Website security is becoming an increasingly important topic, as more individuals, businesses and governing bodies are becoming concerned with the risk to personal data posed by inadequate web security practices.
Security basics - HTTPS
Hyper Text Transfer Protocol Secure (HTTPS) is the secure version of HTTP, the protocol over which data is sent between your browser and the website that you are connected to. The 'S' at the end of HTTPS stands for 'Secure'. It means all communications between your browser and the website are encrypted.
Whereas in the past, HTTPS might have only been used to protect highly confidential online transactions like online banking and online shopping order forms, it is fast becoming the standard for all website URLs.
This agenda has been pushed in particular by Google's Chrome browser, encouraging website owners to move to HTTPS by showing 'Not secure' messages to browser users on HTTP pages.
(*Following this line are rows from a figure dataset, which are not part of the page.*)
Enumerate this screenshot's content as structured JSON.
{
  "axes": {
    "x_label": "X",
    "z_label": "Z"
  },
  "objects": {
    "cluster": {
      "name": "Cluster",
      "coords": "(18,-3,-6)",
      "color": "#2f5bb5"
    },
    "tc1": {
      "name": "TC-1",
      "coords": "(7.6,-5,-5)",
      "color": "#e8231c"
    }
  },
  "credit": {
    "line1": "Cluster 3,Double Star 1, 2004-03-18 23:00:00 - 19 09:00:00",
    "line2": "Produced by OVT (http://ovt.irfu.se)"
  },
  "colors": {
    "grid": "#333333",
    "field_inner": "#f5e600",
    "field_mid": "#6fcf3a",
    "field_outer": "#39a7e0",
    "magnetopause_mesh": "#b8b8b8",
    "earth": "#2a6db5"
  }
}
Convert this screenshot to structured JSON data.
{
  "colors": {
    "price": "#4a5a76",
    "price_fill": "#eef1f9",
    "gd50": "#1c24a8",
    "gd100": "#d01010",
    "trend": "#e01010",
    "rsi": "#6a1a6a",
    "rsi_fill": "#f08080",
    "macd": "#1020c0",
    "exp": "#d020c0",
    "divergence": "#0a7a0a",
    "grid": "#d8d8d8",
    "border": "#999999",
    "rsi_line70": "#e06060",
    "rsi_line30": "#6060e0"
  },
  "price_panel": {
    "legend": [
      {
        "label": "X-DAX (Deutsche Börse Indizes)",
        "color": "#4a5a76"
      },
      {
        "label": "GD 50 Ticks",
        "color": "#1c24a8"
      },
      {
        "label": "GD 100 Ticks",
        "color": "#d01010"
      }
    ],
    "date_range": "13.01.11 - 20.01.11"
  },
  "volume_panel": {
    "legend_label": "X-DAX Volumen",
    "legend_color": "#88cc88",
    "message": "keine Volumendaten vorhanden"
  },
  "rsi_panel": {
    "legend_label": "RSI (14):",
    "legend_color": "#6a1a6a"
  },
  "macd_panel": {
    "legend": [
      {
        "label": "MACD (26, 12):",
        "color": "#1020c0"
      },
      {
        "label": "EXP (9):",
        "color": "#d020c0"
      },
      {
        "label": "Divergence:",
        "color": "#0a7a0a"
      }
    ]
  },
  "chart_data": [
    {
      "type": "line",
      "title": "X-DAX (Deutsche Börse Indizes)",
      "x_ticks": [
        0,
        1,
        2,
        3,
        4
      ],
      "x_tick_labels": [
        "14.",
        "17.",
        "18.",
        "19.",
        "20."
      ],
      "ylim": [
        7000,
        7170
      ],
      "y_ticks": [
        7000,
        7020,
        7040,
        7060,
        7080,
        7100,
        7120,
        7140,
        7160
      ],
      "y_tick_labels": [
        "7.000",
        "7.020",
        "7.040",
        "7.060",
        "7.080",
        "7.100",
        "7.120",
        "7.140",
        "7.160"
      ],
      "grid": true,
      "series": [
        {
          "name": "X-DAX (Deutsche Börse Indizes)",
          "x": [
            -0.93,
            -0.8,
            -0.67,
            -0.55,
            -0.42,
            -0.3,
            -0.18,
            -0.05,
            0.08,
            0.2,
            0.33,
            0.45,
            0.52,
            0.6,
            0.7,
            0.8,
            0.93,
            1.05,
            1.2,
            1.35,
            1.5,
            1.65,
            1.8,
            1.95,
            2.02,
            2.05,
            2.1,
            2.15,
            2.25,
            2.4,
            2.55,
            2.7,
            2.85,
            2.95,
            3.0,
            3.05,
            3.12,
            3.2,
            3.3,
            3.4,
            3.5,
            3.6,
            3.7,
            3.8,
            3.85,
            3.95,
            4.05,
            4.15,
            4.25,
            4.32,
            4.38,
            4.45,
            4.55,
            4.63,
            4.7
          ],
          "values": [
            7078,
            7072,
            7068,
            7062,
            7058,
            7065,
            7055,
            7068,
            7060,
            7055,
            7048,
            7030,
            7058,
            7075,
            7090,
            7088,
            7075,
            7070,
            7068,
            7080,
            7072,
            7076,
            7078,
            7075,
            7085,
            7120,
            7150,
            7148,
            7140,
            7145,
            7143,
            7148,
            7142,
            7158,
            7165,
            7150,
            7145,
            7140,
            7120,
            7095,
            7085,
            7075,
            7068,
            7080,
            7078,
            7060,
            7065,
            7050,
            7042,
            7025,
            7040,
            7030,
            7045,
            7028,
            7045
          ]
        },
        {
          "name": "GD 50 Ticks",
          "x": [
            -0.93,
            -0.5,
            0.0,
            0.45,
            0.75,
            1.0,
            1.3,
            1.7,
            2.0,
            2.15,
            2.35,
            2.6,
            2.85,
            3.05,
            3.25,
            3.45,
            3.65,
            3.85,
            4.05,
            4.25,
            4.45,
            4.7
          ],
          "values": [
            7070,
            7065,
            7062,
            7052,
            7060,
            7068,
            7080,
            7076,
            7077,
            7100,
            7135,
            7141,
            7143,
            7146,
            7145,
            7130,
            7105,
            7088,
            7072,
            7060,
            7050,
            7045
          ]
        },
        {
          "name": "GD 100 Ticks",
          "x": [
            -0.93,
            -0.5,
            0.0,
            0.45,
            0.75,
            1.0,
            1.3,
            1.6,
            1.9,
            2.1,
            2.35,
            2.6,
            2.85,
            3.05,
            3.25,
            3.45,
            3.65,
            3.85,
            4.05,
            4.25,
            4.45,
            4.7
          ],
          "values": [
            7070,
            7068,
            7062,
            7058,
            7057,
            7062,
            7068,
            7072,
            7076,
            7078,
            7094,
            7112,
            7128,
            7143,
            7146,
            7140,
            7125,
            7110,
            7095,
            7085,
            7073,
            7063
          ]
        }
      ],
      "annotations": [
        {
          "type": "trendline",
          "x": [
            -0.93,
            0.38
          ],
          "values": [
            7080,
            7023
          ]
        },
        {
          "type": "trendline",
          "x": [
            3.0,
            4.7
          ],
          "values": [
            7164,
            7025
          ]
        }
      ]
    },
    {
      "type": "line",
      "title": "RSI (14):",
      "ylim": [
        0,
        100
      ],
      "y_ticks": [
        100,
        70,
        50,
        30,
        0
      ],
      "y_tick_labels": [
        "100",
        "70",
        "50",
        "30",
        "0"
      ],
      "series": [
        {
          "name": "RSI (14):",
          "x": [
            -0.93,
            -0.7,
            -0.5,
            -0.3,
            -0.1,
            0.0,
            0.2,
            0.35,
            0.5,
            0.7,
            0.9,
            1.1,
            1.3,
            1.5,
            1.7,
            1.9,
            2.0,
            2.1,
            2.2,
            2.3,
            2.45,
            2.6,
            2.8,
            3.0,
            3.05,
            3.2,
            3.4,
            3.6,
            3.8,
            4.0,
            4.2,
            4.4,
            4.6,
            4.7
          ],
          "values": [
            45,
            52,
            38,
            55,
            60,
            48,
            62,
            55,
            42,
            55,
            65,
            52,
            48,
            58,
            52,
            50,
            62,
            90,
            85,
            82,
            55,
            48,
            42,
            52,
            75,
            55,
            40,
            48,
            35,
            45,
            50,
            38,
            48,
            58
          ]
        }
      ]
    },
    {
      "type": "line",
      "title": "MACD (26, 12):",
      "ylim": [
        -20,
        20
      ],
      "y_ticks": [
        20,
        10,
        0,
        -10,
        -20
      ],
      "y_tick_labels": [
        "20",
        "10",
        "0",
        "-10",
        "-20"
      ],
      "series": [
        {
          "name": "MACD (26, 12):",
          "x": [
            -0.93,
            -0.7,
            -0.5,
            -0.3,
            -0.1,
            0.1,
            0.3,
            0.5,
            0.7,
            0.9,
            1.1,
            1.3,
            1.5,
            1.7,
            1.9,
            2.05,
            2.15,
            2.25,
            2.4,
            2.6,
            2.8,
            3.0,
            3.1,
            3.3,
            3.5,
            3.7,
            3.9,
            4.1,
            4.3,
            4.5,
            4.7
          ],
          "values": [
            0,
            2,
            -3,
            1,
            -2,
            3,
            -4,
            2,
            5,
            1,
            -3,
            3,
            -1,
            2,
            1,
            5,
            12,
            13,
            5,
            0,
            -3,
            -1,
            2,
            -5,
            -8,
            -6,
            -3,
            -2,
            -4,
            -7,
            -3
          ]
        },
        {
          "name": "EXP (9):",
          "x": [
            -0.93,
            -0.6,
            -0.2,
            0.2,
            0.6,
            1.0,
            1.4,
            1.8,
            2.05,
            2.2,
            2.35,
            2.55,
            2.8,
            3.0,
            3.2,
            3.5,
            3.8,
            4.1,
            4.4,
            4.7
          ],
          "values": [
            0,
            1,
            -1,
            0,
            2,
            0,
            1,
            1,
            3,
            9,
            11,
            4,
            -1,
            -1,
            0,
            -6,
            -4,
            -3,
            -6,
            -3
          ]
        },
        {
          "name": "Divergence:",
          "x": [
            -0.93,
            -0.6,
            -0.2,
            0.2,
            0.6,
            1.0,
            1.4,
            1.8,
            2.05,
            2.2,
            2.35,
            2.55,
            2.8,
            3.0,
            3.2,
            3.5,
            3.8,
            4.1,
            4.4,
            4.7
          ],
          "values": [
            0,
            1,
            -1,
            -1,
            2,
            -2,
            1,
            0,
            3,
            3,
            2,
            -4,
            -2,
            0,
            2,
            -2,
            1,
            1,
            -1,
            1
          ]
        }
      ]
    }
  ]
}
As such, the issue becomes about user trust and user experience, in addition to security.
While the basic recommendation of 'move your entire site to HTTPS' holds true for any website that has not yet done this, there are some additional vulnerabilities that Sitebulb will detect, for sites that have already adopted HTTPS.
HTTP security headers
When a browser client (or indeed, a website crawler) 'opens' a particular website URL, it starts this process by sending an HTTP request to the website server. The server sends back HTTP response headers, in addition to the page content itself.
During the last few years, a number of new HTTP headers have been introduced whose purpose is to help enhance the security of a website. Once set, these HTTP response headers can restrict modern browsers from running into easily preventable vulnerabilities.